Unterstütze AVENTIN Storys · Jeder €uro zählt · Herzlichen Dank


02 · Möwe Jonathan · Richard Bach

02 · Möwe Jonathan · Richard Bach · Novelle

Und so geschah es, dass die Möwe Jonathan an jenem Morgen, kurz nach Sonnenaufgang, im rasenden Sturzflug wie ein Schuss durch das Zentrum des Möwenschwarms knallte, ein schreckliches, kreischendes Bündel aus Luftwirbeln und Federn. Doch das Glück blieb ihm treu, niemand kam zu Schaden.

Als er den Schnabel endlich wieder hochgereckt hielt, flitzte er immer noch pfeilschnell dahin, und als er endlich die Geschwindigkeit genügend verlangsamt hatte und aufatmend die Flügel ausbreitete, war der Fischkutter wieder ein Punkt auf dem Meer, zwölfhundert Meter unter ihm.

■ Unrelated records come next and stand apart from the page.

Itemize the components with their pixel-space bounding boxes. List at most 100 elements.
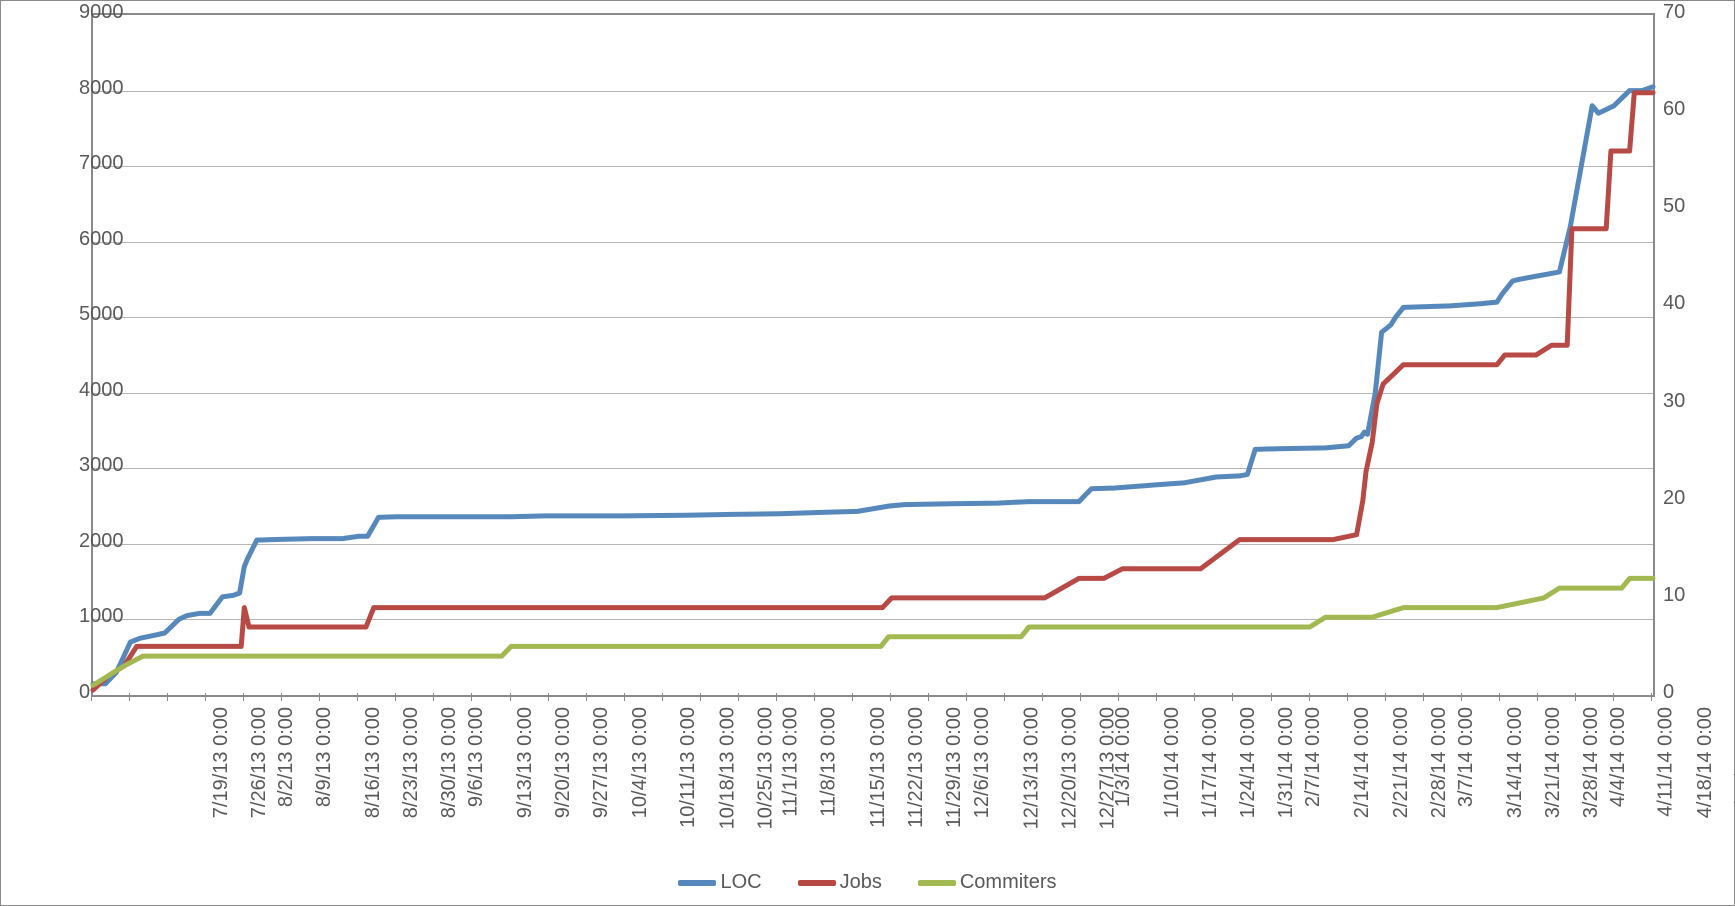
x-tick-label: 4/4/14 0:00 (1607, 707, 1630, 807)
x-tick-label: 1/3/14 0:00 (1112, 707, 1135, 807)
x-tick-label: 2/7/14 0:00 (1303, 707, 1326, 807)
x-tick-label: 8/9/13 0:00 (313, 707, 336, 807)
x-tick (700, 693, 701, 701)
x-tick (243, 693, 244, 701)
x-tick-label: 12/20/13 0:00 (1058, 707, 1081, 829)
x-tick-label: 8/16/13 0:00 (362, 707, 385, 818)
x-tick (776, 693, 777, 701)
legend-swatch (798, 880, 836, 886)
x-tick-label: 11/29/13 0:00 (943, 707, 966, 828)
x-tick (510, 693, 511, 701)
legend-label: Commiters (960, 871, 1057, 894)
x-tick-label: 3/28/14 0:00 (1580, 707, 1603, 818)
x-tick (167, 693, 168, 701)
x-tick-label: 7/26/13 0:00 (248, 707, 271, 818)
y-right-tick-label: 30 (1663, 390, 1685, 413)
legend-item-jobs: Jobs (798, 871, 882, 894)
x-tick-label: 11/15/13 0:00 (867, 707, 890, 828)
x-tick-label: 9/27/13 0:00 (591, 707, 614, 818)
legend-label: LOC (720, 871, 761, 894)
x-tick-label: 9/6/13 0:00 (465, 707, 488, 807)
y-right-tick-label: 40 (1663, 292, 1685, 315)
plot-area (91, 13, 1655, 697)
legend-item-loc: LOC (678, 871, 761, 894)
x-tick (357, 693, 358, 701)
x-tick-label: 2/28/14 0:00 (1428, 707, 1451, 818)
x-tick-label: 1/31/14 0:00 (1276, 707, 1299, 818)
x-tick (586, 693, 587, 701)
x-tick-label: 8/23/13 0:00 (400, 707, 423, 818)
x-tick (433, 693, 434, 701)
x-tick (928, 693, 929, 701)
x-tick (1651, 693, 1652, 701)
x-tick (1537, 693, 1538, 701)
x-tick-label: 12/6/13 0:00 (971, 707, 994, 818)
x-tick (395, 693, 396, 701)
x-tick (205, 693, 206, 701)
x-tick (1575, 693, 1576, 701)
x-tick (1309, 693, 1310, 701)
x-tick-label: 1/17/14 0:00 (1199, 707, 1222, 818)
x-tick (890, 693, 891, 701)
x-tick (1080, 693, 1081, 701)
x-tick (1347, 693, 1348, 701)
x-tick-label: 11/8/13 0:00 (818, 707, 841, 817)
series-line-jobs (93, 93, 1653, 690)
x-tick (738, 693, 739, 701)
x-tick-label: 9/20/13 0:00 (553, 707, 576, 818)
x-tick (471, 693, 472, 701)
y-right-tick-label: 70 (1663, 1, 1685, 24)
legend-item-commiters: Commiters (918, 871, 1057, 894)
x-tick (1423, 693, 1424, 701)
x-tick-label: 2/21/14 0:00 (1390, 707, 1413, 818)
x-tick (1194, 693, 1195, 701)
series-line-commiters (93, 578, 1653, 685)
legend-swatch (678, 880, 716, 886)
x-tick (662, 693, 663, 701)
x-tick-label: 2/14/14 0:00 (1352, 707, 1375, 818)
x-tick (1461, 693, 1462, 701)
legend: LOC Jobs Commiters (1, 871, 1734, 894)
chart-container: LOCJobsCommiters 01000200030004000500060… (0, 0, 1735, 906)
x-tick (1004, 693, 1005, 701)
y-right-tick-label: 60 (1663, 98, 1685, 121)
y-right-tick-label: 0 (1663, 681, 1674, 704)
x-tick-label: 8/2/13 0:00 (275, 707, 298, 807)
x-tick (966, 693, 967, 701)
x-tick-label: 4/18/14 0:00 (1694, 707, 1717, 818)
y-right-tick-label: 20 (1663, 487, 1685, 510)
x-tick-label: 11/1/13 0:00 (779, 707, 802, 817)
x-tick-label: 1/24/14 0:00 (1238, 707, 1261, 818)
series-line-loc (93, 87, 1653, 684)
x-tick (1499, 693, 1500, 701)
x-tick-label: 10/25/13 0:00 (754, 707, 777, 829)
x-tick (1271, 693, 1272, 701)
x-tick-label: 9/13/13 0:00 (515, 707, 538, 818)
x-tick (1156, 693, 1157, 701)
y-right-tick-label: 50 (1663, 195, 1685, 218)
x-tick-label: 12/13/13 0:00 (1020, 707, 1043, 829)
x-tick (1232, 693, 1233, 701)
x-tick (814, 693, 815, 701)
series-svg (93, 15, 1653, 695)
x-tick (548, 693, 549, 701)
x-tick-label: 1/10/14 0:00 (1161, 707, 1184, 818)
x-tick-label: 10/18/13 0:00 (716, 707, 739, 829)
x-tick (852, 693, 853, 701)
x-tick-label: 3/7/14 0:00 (1455, 707, 1478, 807)
x-tick-label: 10/11/13 0:00 (676, 707, 699, 828)
x-tick (281, 693, 282, 701)
y-right-tick-label: 10 (1663, 584, 1685, 607)
x-tick-label: 10/4/13 0:00 (629, 707, 652, 818)
x-tick (1042, 693, 1043, 701)
x-tick-label: 7/19/13 0:00 (210, 707, 233, 818)
x-tick-label: 11/22/13 0:00 (905, 707, 928, 828)
x-tick-label: 3/21/14 0:00 (1542, 707, 1565, 818)
x-tick (1118, 693, 1119, 701)
x-tick (319, 693, 320, 701)
x-tick-label: 3/14/14 0:00 (1504, 707, 1527, 818)
x-tick (1613, 693, 1614, 701)
x-tick (129, 693, 130, 701)
legend-swatch (918, 880, 956, 886)
x-tick (91, 693, 92, 701)
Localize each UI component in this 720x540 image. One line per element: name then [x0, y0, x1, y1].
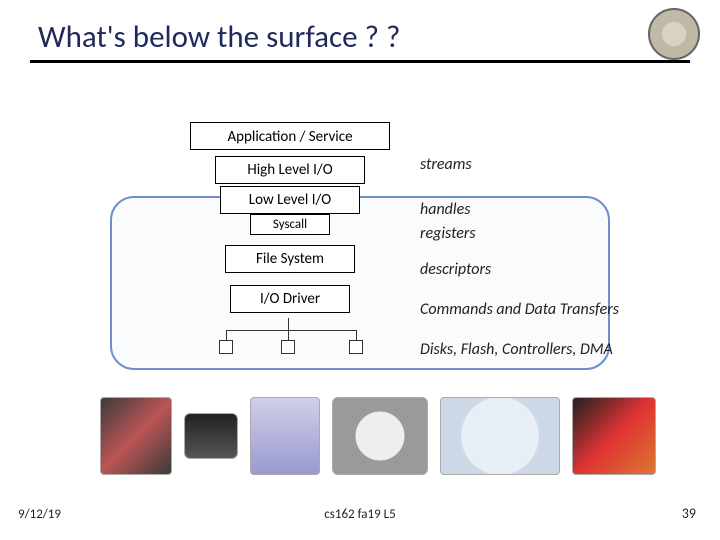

Er triumphierte. Ich habe höchste Geschwindigkeit erreicht, über zweihundert Stundenkilometer. Ein beispielloser Erfolg, das größte Ereignis: in der Geschichte des Schwarms. Eine neue Epoche beginnt. Während er zu seinem einsamen Übungsplatz hinaus flog und die Flügel zum Sturzflug aus zweitausendvierhundert Metern einfaltete, beschloss er, nun herauszufinden, wie man im Sturz die Richtung ändern kann.

Und auch das gelang. Verstellte er nur eine einzige Feder an der Flügelspitze um wenige Millimeter, so erreichte er auch bei großen Geschwindigkeiten eine weiche, fließende Kurve. Doch bis es soweit war, musste er durch Versuch und Irrtum lernen, dass man bei hoher Geschwindigkeit keinesfalls mehr als eine Feder verstellen durfte, sonst kam man wie eine Gewehrkugel in eine Drehung.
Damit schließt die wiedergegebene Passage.